Wersja dla nieumiejących korzystać z internetu…
Kliknij tutaj raz lewym przyciskiem myszy (takie urządzenie, które steruje kursorem i nie tylko), używając do tego palca (taka część ciała występująca zazwyczaj w liczbie 20 na jednego człowieka, z czego na jednej dłoni jest ich pięć)… -
-
Taczkajestfajna
Imię: Ilyana.
Nazwisko: Stormbreaker.
Rasa: Elfka.
Pseudonim:
Charakter: Głupia, łatwowierna i lekkomyślna. Tak określają jej cechy osoby, które ją znają. Jednak mała ilość ludzi docenia jej lojalność, charyzmatyczność, pewność siebie i humor.
Wiek: 82 Lata.
Towarzysz: Magiczny biały tygrys Rakshasha. Potrafi leczyć oraz znikać na kilka sekund.
Majątek i Nieruchomości: 20 złotych monet, domu nie ma.
Historia:
Magiczne spotkanie.
Ilyana urodziła się w bogatym i cenionym rodzie Stormbreaker. Jej rodzina jest bardzo wpływowa nie tylko w Verden, ale też w Nirgaldzie. To właśnie na tym kontynencie urodziła się Ilyana. Już chwilę po narodzinach wywieziono ją do Verden, do lasów Sztormu, gdzię mieszkała matka i starsza siostra Ilyany.
Lasy Sztormu nie pochodzą jedynie od nazwiska rodu Stormbreaker, ale też od pogody, która w nich panuje oraz tego, że las ten znajduje się nad oceanem i często zdarzają się w pobliskich terenach sztormy. Mając już około 34 lata, elfka uczyła się tropić i polować na zwierzęta. Podczas jednego z polowań spotkała coś na pozór Ducha Tygrysa, jednak po chwili stał się w pełni widoczny i Ilyana była w stanie dojrzeć dokładnie jego wygląd.
Biały, piękny tygrys z niebieskimi wzorami na ciele.
Idealnie pasowałby na ścianę, nieprawdaż? ‐ Tak pomyślała sobie Ilyana, kiedy naciągnęła strzałę na cięciwę. Jednak kiedy strzała była już centymetr przed czołem tygrysa, ta zatrzymała się i złamała na części. Słaba strzała.

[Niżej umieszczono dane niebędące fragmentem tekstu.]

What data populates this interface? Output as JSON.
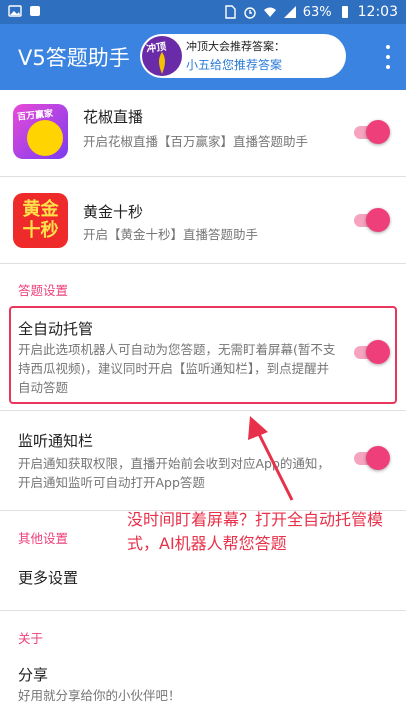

Wystrzeliła kolejną i ten sam efekt.Podeszła do majestatycznej bestii i spróbowała ją przynajmniej pogłaskać i udało jej się to. Tygrys spojrzał w jej oczy, a Ilyana po dziwnym śnie, który przypominał to samo spotkanie, tylko, że zamiast zwierzęcia stał Elf. Obudziła się w tym samym miejscu, a tygrys spał obok niej.
Kiedy tylko przeszła około dziesięć kroków, poczuła ból w klatce piersiowej. Przeszła kolejne dziesięć i upadła na kolana. Kiedy tygrys do niej podszedł, siły jej wróciły i po godzinnym marszu udało jej się dojść do domu. Przez pogodę trudno było wywnioskować, czy była nadal noc tamtego dnia, czy już poranek.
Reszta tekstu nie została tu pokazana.